DT is a global telecom giant with a presence in more than thirty countries. It gained entry to the U.S. wireless market twelve years ago, after acquiring VoiceStream Communications, a past foe of CWA organizing. T-Mobile has since become the fourth largest American cellular company, after heavily unionized AT&T, and the almost entirely non-union Verizon Wireless and Sprint Nextel. It has a workforce of about 35,000, more than thirty-three million customers, $20 billion a year in revenue, and sales that currently amount to twenty-five percent of the parent company’s worldwide total.
In 2000, some American conservatives opposed the VoiceStream take-over because of the German government’s continuing role in Deutsche Telekom. The firm’s partial public ownership was cited as a possible threat to the security of our national telecommunications network. Being internationally-minded, both the CWA and AFL-CIO went to bat for DT in Washington. Organized labor urged Congress, the Clinton and then Bush Administrations, and the Federal Communications Commission to approve the VoiceStream purchase.

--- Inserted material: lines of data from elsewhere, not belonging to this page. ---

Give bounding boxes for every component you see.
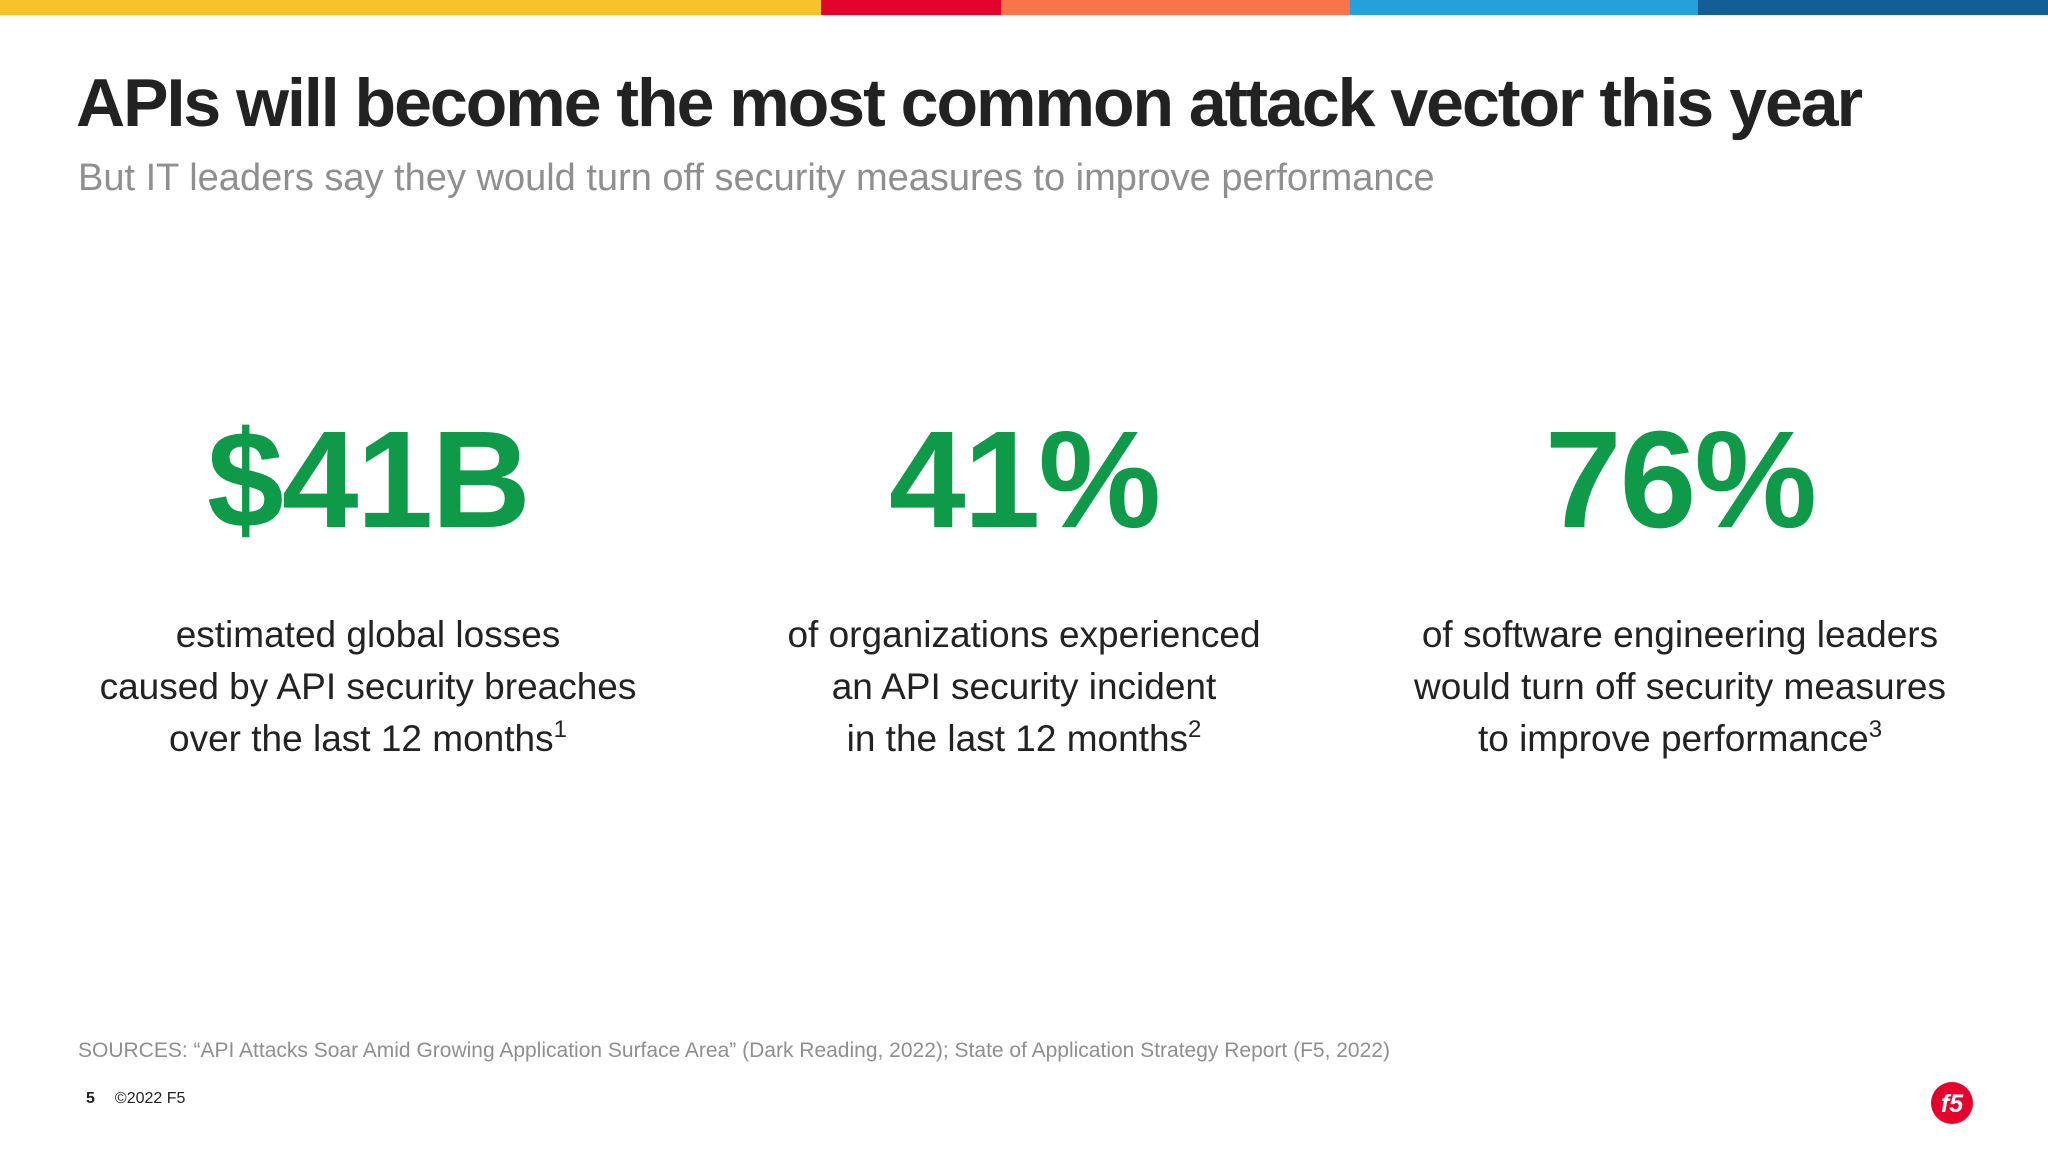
stat-desc-line-last: in the last 12 months2 xyxy=(696,713,1352,765)
stat-desc-text: to improve performance xyxy=(1477,717,1869,759)
stat-desc-line: would turn off security measures xyxy=(1414,665,1946,707)
page-number: 5 xyxy=(86,1090,95,1107)
stat-organizations-incident: 41% of organizations experienced an API … xyxy=(696,403,1352,765)
stats-row: $41B estimated global losses caused by A… xyxy=(40,403,2008,765)
color-segment-orange xyxy=(1001,0,1350,15)
footnote-marker: 3 xyxy=(1868,715,1883,743)
stat-desc-line: an API security incident xyxy=(831,665,1217,707)
slide-title: APIs will become the most common attack … xyxy=(76,65,1863,141)
color-segment-darkblue xyxy=(1698,0,2048,15)
footnote-marker: 2 xyxy=(1188,715,1202,743)
stat-desc-line: estimated global losses xyxy=(175,613,561,655)
stat-desc-line: of organizations experienced xyxy=(787,613,1261,655)
footnote-marker: 1 xyxy=(553,715,567,743)
sources-citation: SOURCES: “API Attacks Soar Amid Growing … xyxy=(78,1039,1390,1062)
stat-desc-line: of software engineering leaders xyxy=(1421,613,1939,655)
stat-desc-text: over the last 12 months xyxy=(169,717,554,759)
stat-desc-line: caused by API security breaches xyxy=(99,665,637,707)
copyright: ©2022 F5 xyxy=(114,1090,186,1107)
stat-global-losses: $41B estimated global losses caused by A… xyxy=(40,403,696,765)
stat-description: estimated global losses caused by API se… xyxy=(40,609,696,765)
stat-desc-text: in the last 12 months xyxy=(846,717,1189,759)
top-color-bar xyxy=(0,0,2048,15)
f5-logo-icon: f5 xyxy=(1931,1082,1973,1124)
stat-description: of software engineering leaders would tu… xyxy=(1352,609,2008,765)
stat-value: $41B xyxy=(207,403,531,557)
stat-desc-line-last: over the last 12 months1 xyxy=(40,713,696,765)
stat-value: 41% xyxy=(888,403,1161,557)
stat-engineering-leaders: 76% of software engineering leaders woul… xyxy=(1352,403,2008,765)
stat-value: 76% xyxy=(1544,403,1817,557)
color-segment-lightblue xyxy=(1350,0,1698,15)
slide-footer: 5 ©2022 F5 xyxy=(86,1090,185,1108)
slide-subtitle: But IT leaders say they would turn off s… xyxy=(78,157,1435,199)
stat-description: of organizations experienced an API secu… xyxy=(696,609,1352,765)
color-segment-yellow xyxy=(0,0,821,15)
color-segment-red xyxy=(821,0,1001,15)
stat-desc-line-last: to improve performance3 xyxy=(1352,713,2008,765)
f5-logo-text: f5 xyxy=(1941,1090,1964,1118)
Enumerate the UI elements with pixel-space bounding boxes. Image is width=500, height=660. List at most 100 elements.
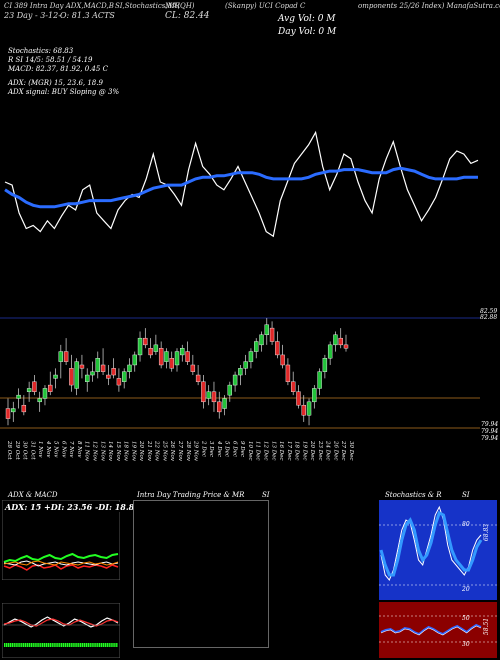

In his personal lobbying then-AFL-CIO president John Sweeney praised DT’s enlightened and cooperative approach to labor-management relations. He noted that its practices stood “in stark contrast to the behavior of U.S. firms which actively fight workers’ efforts to improve their lives.” Then or later, DT proclaimed its respect for International Labor Organization (ILO) standards for securing “rights at work through collective bargaining” and pledged, in its own “Social Charter,” to recognize “legitimate employee representation.” The company’s CEO at the time, Ron Summer, personally promised then CWA president Morton Bahr that DT would apply German standards of labor relations to its U.S. workforce.
Once the sale of VoiceStream was approved by federal regulators and the business rebranded as T-Mobile, DT’s U.S. managers proceeded according to a different maxim: “When in Rome, do as the Romans do.” As a result, there has been very little German-style “social partnering” with American labor since then. Instead, T-Mobile has invested heavily in a non-stop program of “union avoidance” more typical of homegrown southern union busters like Arkansas-based Wal-Mart.
Creating Fear at Work
T-Mobile’s ensuing unfair labor practices have been well documented in various National Labor Relations Board (NLRB) proceedings and reports by Human Rights Watch, American Rights at Work (ARAW), and the Trade Union Advisory Committee of the Organization of Economic Cooperation and Development.